Pershing is somewhat unique in this roundup because the company has a very clearly-defined target market of RIA firms where it provides the greatest value.  “Our minimum for a direct relationship is $250 million in assets, but our average is just over $1 billion,” says Tibergien.  The firm has $760 billion under custody and works with 740 advisory firms. 

The other part of the profile is sophistication; Pershing seeks out more complicated, sophisticated, high-growth (and therefore high-service) relationships.  The back office offers bank as well as brokerage custody—helpful for advisory firms whose clients have trusts or foundations.  Pershing has a team of dedicated private bankers who work only with RIAs.  And as a global custodian, the firm can handle the needs of cross-border clients.

Tibergien says that his platform has no interest in moving to zero commissions, which he views as nothing more than a move from transparent to opaque pricing.  “If you want free transaction processing, we’re happy to do it,” he says.  “To pay for it, we would sweep cash into a 12 basis point proprietary product, and we’d make money as a result.”  Instead, Pershing offers advisors a choice of cash sweep accounts, whose yields range up to 140 basis points.

Has the phone been ringing?  Tibergien says that in truth it has been ringing for quite some time.  “We’ve seen an acceleration in our growth over the last five years,” he says.  “But one of the things I’ve noticed since the announcement is, naturally we’re talking with a lot of firms who have taken a look at us, and before those were nice conversations.  Now,” he says, “they’re serious conversations.”

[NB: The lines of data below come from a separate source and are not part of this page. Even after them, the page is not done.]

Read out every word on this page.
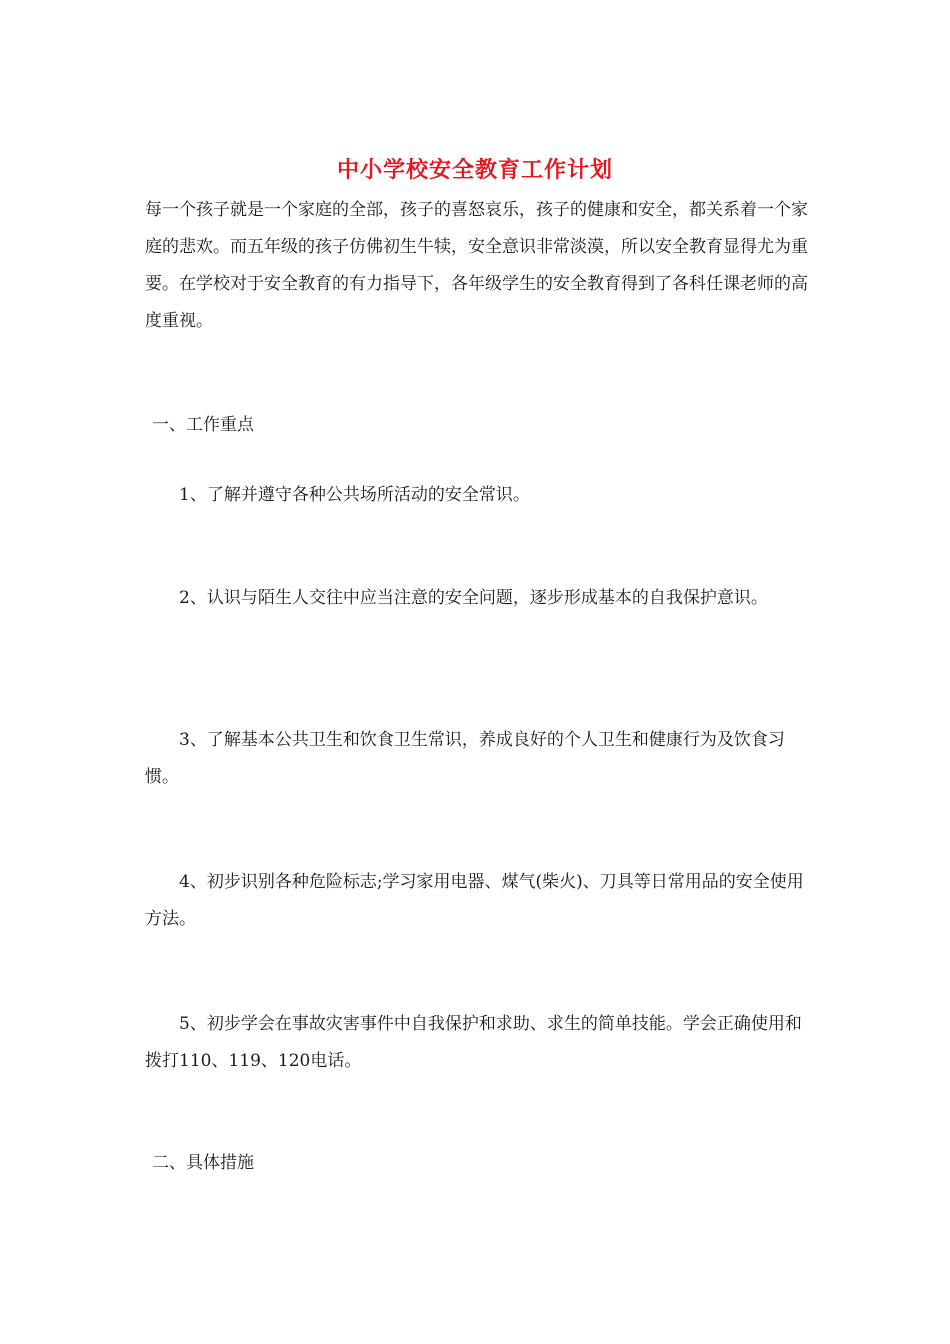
中小学校安全教育工作计划

每一个孩子就是一个家庭的全部，孩子的喜怒哀乐，孩子的健康和安全，都关系着一个家庭的悲欢。而五年级的孩子仿佛初生牛犊，安全意识非常淡漠，所以安全教育显得尤为重要。在学校对于安全教育的有力指导下，各年级学生的安全教育得到了各科任课老师的高度重视。

一、工作重点

1、了解并遵守各种公共场所活动的安全常识。

2、认识与陌生人交往中应当注意的安全问题，逐步形成基本的自我保护意识。

3、了解基本公共卫生和饮食卫生常识，养成良好的个人卫生和健康行为及饮食习惯。

4、初步识别各种危险标志;学习家用电器、煤气(柴火)、刀具等日常用品的安全使用方法。

5、初步学会在事故灾害事件中自我保护和求助、求生的简单技能。学会正确使用和拨打110、119、120电话。

二、具体措施
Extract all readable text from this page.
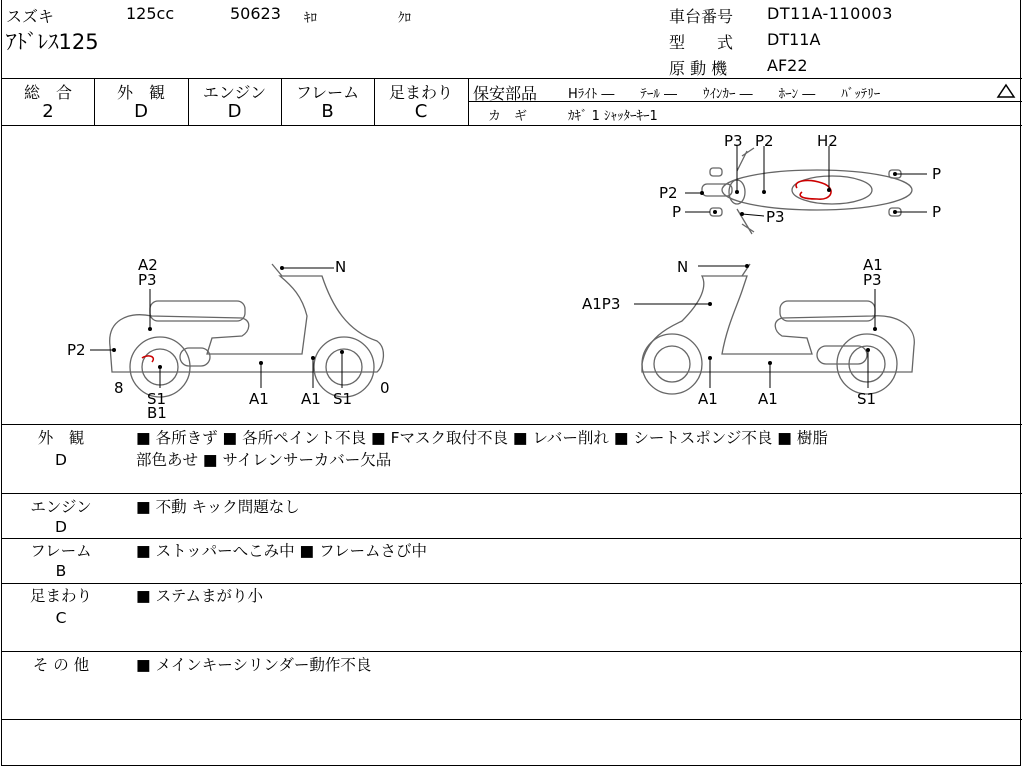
スズキ	125cc	50623 ｷﾛ	ｸﾛ
ｱﾄﾞﾚｽ125
車台番号 DT11A-110003
型　　式 DT11A
原 動 機 AF22
総　合
2
外　観
D
エンジン
D
フレーム
B
足まわり
C
保安部品 Hﾗｲﾄ ―　　ﾃｰﾙ ―　　ｳｲﾝｶｰ ―　　ﾎｰﾝ ―　　ﾊﾞｯﾃﾘｰ
カ　ギ	ｶｷﾞ 1 ｼｬｯﾀｰｷｰ1
P3 P2	H2
P
P2
P	P3	P
A2
P3
N
P2
8
S1
B1
A1 A1 S1
0
N	A1
P3
A1P3
A1	A1	S1
外　観
D
■ 各所きず ■ 各所ペイント不良 ■ Fマスク取付不良 ■ レバー削れ ■ シートスポンジ不良 ■ 樹脂
部色あせ ■ サイレンサーカバー欠品
エンジン
D
■ 不動 キック問題なし
フレーム
B
■ ストッパーへこみ中 ■ フレームさび中
足まわり
C
■ ステムまがり小
そ の 他	■ メインキーシリンダー動作不良
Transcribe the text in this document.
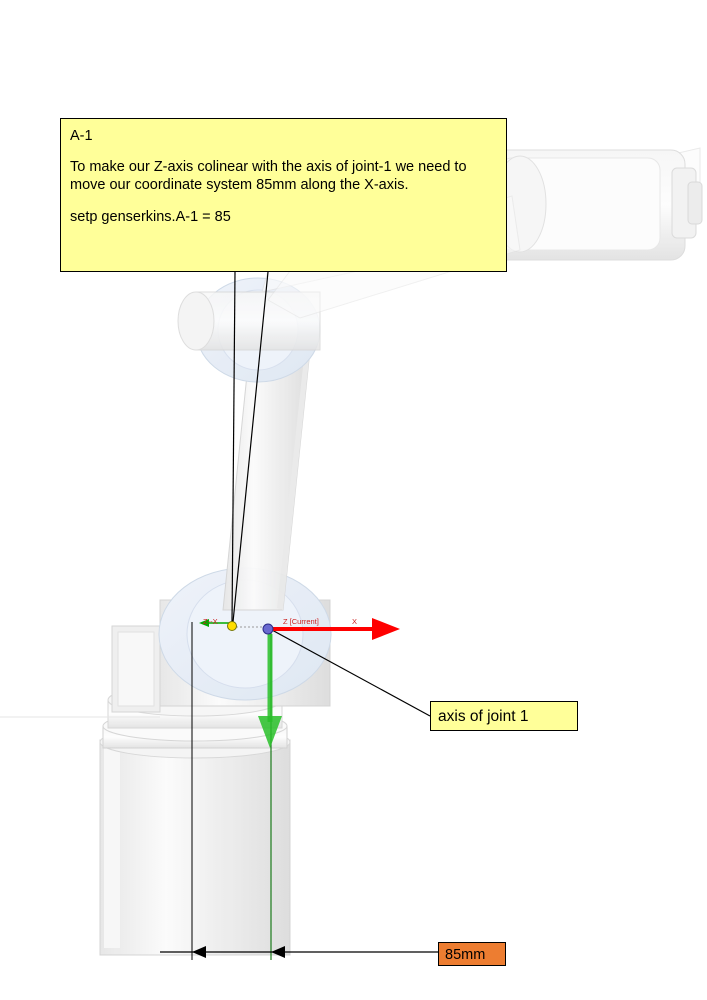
Z--X	Z [Current]	X

A-1

To make our Z-axis colinear with the axis of joint-1 we need to move our coordinate system 85mm along the X-axis.

setp genserkins.A-1 = 85

axis of joint 1
85mm
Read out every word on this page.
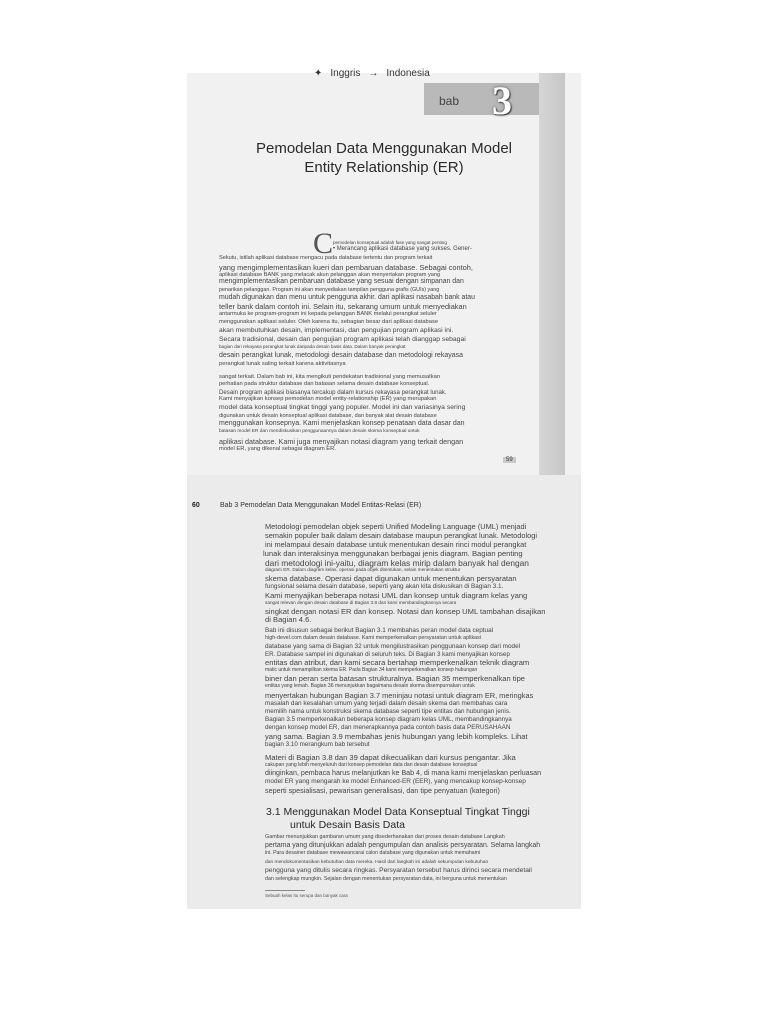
bab 3
✦ Inggris → Indonesia
Pemodelan Data Menggunakan Model
Entity Relationship (ER)
C pemodelan konseptual adalah fase yang sangat penting

• Merancang aplikasi database yang sukses. Gener-

Sekutu, istilah aplikasi database mengacu pada database tertentu dan program terkait

yang mengimplementasikan kueri dan pembaruan database. Sebagai contoh,

aplikasi database BANK yang melacak akun pelanggan akan menyertakan program yang

mengimplementasikan pembaruan database yang sesuai dengan simpanan dan

penarikan pelanggan. Program ini akan menyediakan tampilan pengguna grafis (GUIs) yang

mudah digunakan dan menu untuk pengguna akhir. dari aplikasi nasabah bank atau

teller bank dalam contoh ini. Selain itu, sekarang umum untuk menyediakan

antarmuka ke program-program ini kepada pelanggan BANK melalui perangkat seluler

menggunakan aplikasi seluler. Oleh karena itu, sebagian besar dari aplikasi database

akan membutuhkan desain, implementasi, dan pengujian program aplikasi ini.

Secara tradisional, desain dan pengujian program aplikasi telah dianggap sebagai

bagian dari rekayasa perangkat lunak daripada desain basis data. Dalam banyak perangkat

desain perangkat lunak, metodologi desain database dan metodologi rekayasa

perangkat lunak saling terkait karena aktivitasnya

sangat terkait. Dalam bab ini, kita mengikuti pendekatan tradisional yang memusatkan

perhatian pada struktur database dan batasan selama desain database konseptual.

Desain program aplikasi biasanya tercakup dalam kursus rekayasa perangkat lunak.

Kami menyajikan konsep pemodelan model entity-relationship (ER) yang merupakan

model data konseptual tingkat tinggi yang populer. Model ini dan variasinya sering

digunakan untuk desain konseptual aplikasi database, dan banyak alat desain database

menggunakan konsepnya. Kami menjelaskan konsep penataan data dasar dan

batasan model ER dan mendiskusikan penggunaannya dalam desain skema konseptual untuk

aplikasi database. Kami juga menyajikan notasi diagram yang terkait dengan

model ER, yang dikenal sebagai diagram ER.

59
60	Bab 3 Pemodelan Data Menggunakan Model Entitas-Relasi (ER)

Metodologi pemodelan objek seperti Unified Modeling Language (UML) menjadi

semakin populer baik dalam desain database maupun perangkat lunak. Metodologi

ini melampaui desain database untuk menentukan desain rinci modul perangkat

lunak dan interaksinya menggunakan berbagai jenis diagram. Bagian penting

dari metodologi ini-yaitu, diagram kelas mirip dalam banyak hal dengan

diagram ER. Dalam diagram kelas, operasi pada objek ditentukan, selain menentukan struktur

skema database. Operasi dapat digunakan untuk menentukan persyaratan

fungsional selama desain database, seperti yang akan kita diskusikan di Bagian 3.1.

Kami menyajikan beberapa notasi UML dan konsep untuk diagram kelas yang

sangat relevan dengan desain database di Bagian 3.8 dan kami membandingkannya secara

singkat dengan notasi ER dan konsep. Notasi dan konsep UML tambahan disajikan

di Bagian 4.6.

Bab ini disusun sebagai berikut Bagian 3.1 membahas peran model data ceptual

high-devel.com dalam desain database. Kami memperkenalkan persyaratan untuk aplikasi

database yang sama di Bagian 32 untuk mengilustrasikan penggunaan konsep dari model

ER. Database sampel ini digunakan di seluruh teks. Di Bagian 3 kami menyajikan konsep

entitas dan atribut, dan kami secara bertahap memperkenalkan teknik diagram

matic untuk menampilkan skema ER. Pada Bagian 34 kami memperkenalkan konsep hubungan

biner dan peran serta batasan strukturalnya. Bagian 35 memperkenalkan tipe

entitas yang lemah. Bagian 36 menunjukkan bagaimana desain skema disempurnakan untuk

menyertakan hubungan Bagian 3.7 meninjau notasi untuk diagram ER, meringkas

masalah dan kesalahan umum yang terjadi dalam desain skema dan membahas cara

memilih nama untuk konstruksi skema database seperti tipe entitas dan hubungan jenis.

Bagian 3.5 memperkenalkan beberapa konsep diagram kelas UML, membandingkannya

dengan konsep model ER, dan menerapkannya pada contoh basis data PERUSAHAAN

yang sama. Bagian 3.9 membahas jenis hubungan yang lebih kompleks. Lihat

bagian 3.10 merangkum bab tersebut

Materi di Bagian 3.8 dan 39 dapat dikecualikan dari kursus pengantar. Jika

cakupan yang lebih menyeluruh dari konsep pemodelan data dan desain database konseptual

diinginkan, pembaca harus melanjutkan ke Bab 4, di mana kami menjelaskan perluasan

model ER yang mengarah ke model Enhanced-ER (EER), yang mencakup konsep-konsep

seperti spesialisasi, pewarisan generalisasi, dan tipe penyatuan (kategori)

3.1 Menggunakan Model Data Konseptual Tingkat Tinggi
untuk Desain Basis Data

Gambar menunjukkan gambaran umum yang disederhanakan dari proses desain database Langkah

pertama yang ditunjukkan adalah pengumpulan dan analisis persyaratan. Selama langkah

ini. Para desainer database mewawancarai calon database yang digunakan untuk memahami

dan mendokumentasikan kebutuhan data mereka. Hasil dari langkah ini adalah sekumpulan kebutuhan

pengguna yang ditulis secara ringkas. Persyaratan tersebut harus dirinci secara mendetail

dan selengkap mungkin. Sejalan dengan menentukan persyaratan data, ini berguna untuk menentukan

Sebuah kelas itu serupa dan banyak cara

In addition, Pershing has been getting a greater share of the business from multi custodial advisory firms who also custody at Schwab or TDAI.  “We’re open to being the secondary custodian,” says Tibergien.  “If diversification is your principle in investing, shouldn’t it also be the principle in your business partnerships?” he adds.  “If you’re going to diversify, look for something that is truly different.”

Regardless of whether you fit Pershing’s profile, Tibergien expects this to be a time to reflect on the value of your custodial relationship.  “This is one of those moments when you take stock, and ask: Do I have the right relationships with the right people doing the right things?” he says.  Am I leveraging custodial and software relationships to the optimum level, or is it just the purchase of a CRM or financial planning solution or plugging into a custodian or whatever?  I think,” he adds, “that sometimes small businesses don’t realize how much leverage they have with their partners that they can maximize to a greater degree.”

Yes, there are two obvious omissions in this article.  After the Schwab acquisition announcement, I reached out to both Fidelity Advisor Solutions (https://institutional.fidelity.com/app/home/financial-advisors) and FOLIOfn (https://folioinvesting.com/folioinvesting/home/)—but for whatever reason, neither of them were able to get around to setting up an interview with me.  I may catch up with a profile at some point in the future, but for now just be aware that they’re the other significant platforms available to the planning community. 

And good luck—sincerely—as we together navigate an interesting new decade.